Brendan Eich (2013-07-15T16:01:25.000Z)
domenic at domenicdenicola.com (2013-07-17T19:06:27.929Z)
Mark S. Miller wrote: > I don't think we should introduce precision limited integers into JS, > ever. The only point would be to do something weird on overflow of the > precision limit. The traditional C-like weirdness is wrapping -- the > only advantage being that it avoids even needing to check for overflow. We already have precision limited integers in JS, both via the bitwise-logical and shift operators, and via typed arrays / binary data. We need 64-bit ints for the latter, scalar and SIMD-vector as well as arbitrary length typed array element type. This ship has sailed, bignums are not equivalent or a superset. These are in the hardware, they need to be in JS for the "memory safe low-road" role it plays for WebGL, asm.js, etc. > When a bignum represents a small integer, there's no reason that it > needs to be any slower than a JS floating point number representing a > small integer. Most JS implementations already optimize the latter to > store the small integer in the "pointer" with a tag indicating that > the non-tag bits are the small integer value. Exactly the same trick > has been used for bignums in Lisps and Smalltalks for many decades. Sure, I'm familiar -- but again those older implementations did not face the performance constraints of the "low road" that JS does, nor were they were quite so aggressively optimized. I'm not saying bignums couldn't be used as doubles are today -- they could. Rather, JS has number and always will, and the speculations toward int are sunk cost (good sunk cost in a practical sense).
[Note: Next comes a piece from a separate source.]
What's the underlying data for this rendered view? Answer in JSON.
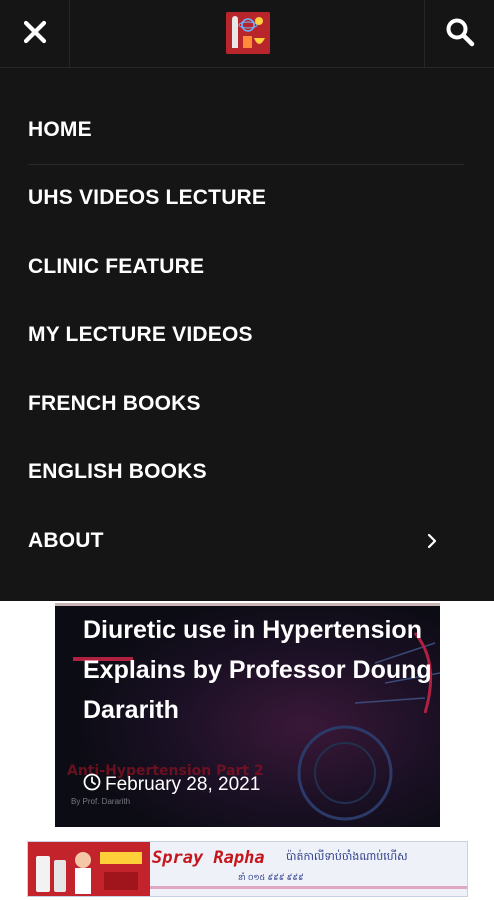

Waiting for bignums to come in before typed arrays, just to support types bigger than memory in any foreseeable future, and get the same optimizations as number, does not fly. We won't wait in ES6 -- we will be lucky to get integer-domain double instead of uint32 lengths for typed arrays if not arrays. > As long as the numbers represent small integers, I think the only > differences would be semantics, not performance. Both, in the "short run", in practice. But we aren't even doing bignums in ES6, and we are doing typed arrays / binary data. We need to satisfy >4G memory buffer use cases now, and be future-proof. 53 bits is enough.